La Procura di Gela ha disposto il sequestro di una vasta area all’interno della raffineria della città destinata a discariche. Lo comunica l’ufficio inquirente di Gela guidato dal procuratore Fernando Asaro.

La misura si inquadra in una nuova inchiesta aperta per “verificare nuovi e diversi elementi indiziari rispetto a quanto
già acquisito nel procedimento penale allo stato pendente davanti al tribunale nei confronti di 22 imputati”.

A finire sotto accusa furono i vertici della raffineria fino al 2014 imputati, tra l’altro, di disastro innominato.

Il sequestro è stato eseguito da personale della Capitaneria di Porto di Gela e del commissariato di polizia. La Procura di Gela indaga da almeno un decennio su ipotesi di inquinamento ambientale e illeciti nello smaltimento dei rifiuti nell’area industriale.

Nel tempo sono stati celebrati diversi processi. Alcuni sono attualmente pendenti davanti al tribunale: in uno ha recentemente deposto un operaio della raffineria, Vincenzo D’Agostino. “Fino al 2007 quella discarica non è mai stata coperta. Per undici anni ho fatto il custode ed ero quotidianamente a contatto con i rifiuti pericolosi e con le fibre che venivano portate via dal vento. Seppi che si trattava di amianto solo da un lavoratore dell’indotto”, ha raccontato, riferendosi all’area della vasca 4 all’isola 32 dello stabilimento Eni di contrada Piana del Signore.

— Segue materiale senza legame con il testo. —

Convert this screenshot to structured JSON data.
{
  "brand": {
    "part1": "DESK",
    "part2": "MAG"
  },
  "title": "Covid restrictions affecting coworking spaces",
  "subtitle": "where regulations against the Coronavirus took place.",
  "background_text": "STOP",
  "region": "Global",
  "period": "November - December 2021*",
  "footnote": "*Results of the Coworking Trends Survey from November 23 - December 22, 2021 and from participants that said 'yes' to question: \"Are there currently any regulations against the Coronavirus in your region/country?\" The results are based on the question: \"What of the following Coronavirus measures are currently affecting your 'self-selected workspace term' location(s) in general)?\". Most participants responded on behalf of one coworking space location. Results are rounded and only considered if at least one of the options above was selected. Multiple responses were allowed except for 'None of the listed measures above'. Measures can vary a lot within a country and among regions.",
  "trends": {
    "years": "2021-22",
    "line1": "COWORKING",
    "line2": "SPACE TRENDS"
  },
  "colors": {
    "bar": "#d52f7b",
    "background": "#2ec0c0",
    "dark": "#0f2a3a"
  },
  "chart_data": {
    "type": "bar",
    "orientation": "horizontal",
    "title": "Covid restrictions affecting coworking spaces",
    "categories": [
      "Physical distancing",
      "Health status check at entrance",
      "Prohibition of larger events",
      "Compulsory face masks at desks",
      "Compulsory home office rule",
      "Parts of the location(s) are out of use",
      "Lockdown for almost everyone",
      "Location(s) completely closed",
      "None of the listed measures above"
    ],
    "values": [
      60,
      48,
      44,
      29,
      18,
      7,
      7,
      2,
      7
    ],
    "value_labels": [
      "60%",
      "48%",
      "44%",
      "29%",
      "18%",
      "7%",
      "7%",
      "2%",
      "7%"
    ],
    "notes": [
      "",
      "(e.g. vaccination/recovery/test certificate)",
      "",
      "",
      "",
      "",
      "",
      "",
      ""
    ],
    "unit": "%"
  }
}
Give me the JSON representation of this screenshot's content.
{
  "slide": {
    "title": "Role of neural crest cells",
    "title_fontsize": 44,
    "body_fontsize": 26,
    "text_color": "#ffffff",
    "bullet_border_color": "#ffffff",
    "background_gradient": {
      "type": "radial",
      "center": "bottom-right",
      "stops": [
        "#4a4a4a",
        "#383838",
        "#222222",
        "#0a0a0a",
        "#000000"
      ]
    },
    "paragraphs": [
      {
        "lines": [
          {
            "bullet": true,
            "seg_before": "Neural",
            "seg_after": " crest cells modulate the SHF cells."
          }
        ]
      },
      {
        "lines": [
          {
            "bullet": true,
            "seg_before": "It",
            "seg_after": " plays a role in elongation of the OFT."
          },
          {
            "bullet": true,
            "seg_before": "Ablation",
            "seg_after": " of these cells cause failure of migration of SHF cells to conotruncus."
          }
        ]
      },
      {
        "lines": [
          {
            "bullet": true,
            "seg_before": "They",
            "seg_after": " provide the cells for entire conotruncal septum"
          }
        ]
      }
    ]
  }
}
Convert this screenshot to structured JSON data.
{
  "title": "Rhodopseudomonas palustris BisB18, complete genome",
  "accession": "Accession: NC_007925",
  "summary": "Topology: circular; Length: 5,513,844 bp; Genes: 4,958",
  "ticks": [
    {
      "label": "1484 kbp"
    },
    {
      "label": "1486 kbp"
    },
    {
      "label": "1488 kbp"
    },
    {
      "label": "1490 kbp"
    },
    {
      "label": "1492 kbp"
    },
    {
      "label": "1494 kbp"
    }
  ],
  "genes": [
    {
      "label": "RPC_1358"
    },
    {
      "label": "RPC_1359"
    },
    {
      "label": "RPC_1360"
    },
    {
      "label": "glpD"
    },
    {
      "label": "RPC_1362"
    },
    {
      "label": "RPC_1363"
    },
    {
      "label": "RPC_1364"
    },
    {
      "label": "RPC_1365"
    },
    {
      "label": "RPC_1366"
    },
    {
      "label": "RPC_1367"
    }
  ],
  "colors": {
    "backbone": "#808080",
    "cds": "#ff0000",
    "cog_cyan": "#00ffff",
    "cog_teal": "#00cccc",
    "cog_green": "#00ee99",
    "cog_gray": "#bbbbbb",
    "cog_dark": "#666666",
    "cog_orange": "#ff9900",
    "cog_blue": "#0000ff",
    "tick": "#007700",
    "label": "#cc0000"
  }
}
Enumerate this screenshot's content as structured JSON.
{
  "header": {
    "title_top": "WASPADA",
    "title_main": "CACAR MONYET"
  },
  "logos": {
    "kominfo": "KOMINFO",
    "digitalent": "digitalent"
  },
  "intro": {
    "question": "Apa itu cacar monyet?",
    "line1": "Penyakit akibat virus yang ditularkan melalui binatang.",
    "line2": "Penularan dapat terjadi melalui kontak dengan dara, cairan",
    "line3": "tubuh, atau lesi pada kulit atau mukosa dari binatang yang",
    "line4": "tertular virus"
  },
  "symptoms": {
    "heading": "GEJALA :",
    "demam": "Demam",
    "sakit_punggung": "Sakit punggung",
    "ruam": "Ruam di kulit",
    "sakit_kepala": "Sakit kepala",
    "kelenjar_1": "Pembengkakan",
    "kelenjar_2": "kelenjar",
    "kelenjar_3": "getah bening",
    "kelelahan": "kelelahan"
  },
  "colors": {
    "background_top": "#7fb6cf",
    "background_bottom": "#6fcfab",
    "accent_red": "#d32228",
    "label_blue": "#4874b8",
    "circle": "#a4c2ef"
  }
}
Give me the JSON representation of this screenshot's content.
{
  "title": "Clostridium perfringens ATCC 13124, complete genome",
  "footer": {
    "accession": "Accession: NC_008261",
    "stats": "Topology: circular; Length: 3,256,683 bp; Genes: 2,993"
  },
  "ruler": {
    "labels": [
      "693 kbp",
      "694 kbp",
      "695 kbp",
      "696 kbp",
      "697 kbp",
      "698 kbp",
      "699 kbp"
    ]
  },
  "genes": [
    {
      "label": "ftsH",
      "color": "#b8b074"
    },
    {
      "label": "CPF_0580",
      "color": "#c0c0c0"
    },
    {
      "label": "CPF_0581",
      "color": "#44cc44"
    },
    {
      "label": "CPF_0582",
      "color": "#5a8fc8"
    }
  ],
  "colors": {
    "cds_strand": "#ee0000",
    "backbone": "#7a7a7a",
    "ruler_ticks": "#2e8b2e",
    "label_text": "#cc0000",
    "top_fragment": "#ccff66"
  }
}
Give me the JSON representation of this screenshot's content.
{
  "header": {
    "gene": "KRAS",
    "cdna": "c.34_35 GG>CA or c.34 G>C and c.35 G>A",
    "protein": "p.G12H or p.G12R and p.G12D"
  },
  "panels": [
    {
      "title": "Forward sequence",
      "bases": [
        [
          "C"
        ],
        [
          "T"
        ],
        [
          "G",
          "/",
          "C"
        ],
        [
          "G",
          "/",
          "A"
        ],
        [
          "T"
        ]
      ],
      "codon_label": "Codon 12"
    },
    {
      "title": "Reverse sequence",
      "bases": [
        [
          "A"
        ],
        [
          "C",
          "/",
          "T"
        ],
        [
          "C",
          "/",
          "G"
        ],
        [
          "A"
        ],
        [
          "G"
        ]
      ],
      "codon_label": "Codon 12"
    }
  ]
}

D’Agostino, che a causa dell’esposizione all’amianto si è ammalato, è parte civile nel dibattimento a carico di Bernardo Casa, Rosario Orlando, Aurelio Faraci, Biagio Genna e Arturo Anania, manager e tecnici dell’Eni. “Annottavo tutto quello che non andava in alcuni bigliettini e riferivo ai responsabili ma senza avere risposte – ha continuato l’operaio – Solo nel 2007 la discarica venne coperta. La cartellonistica che segnalava il pericolo venne inserita dopo il sequestro dell’area”.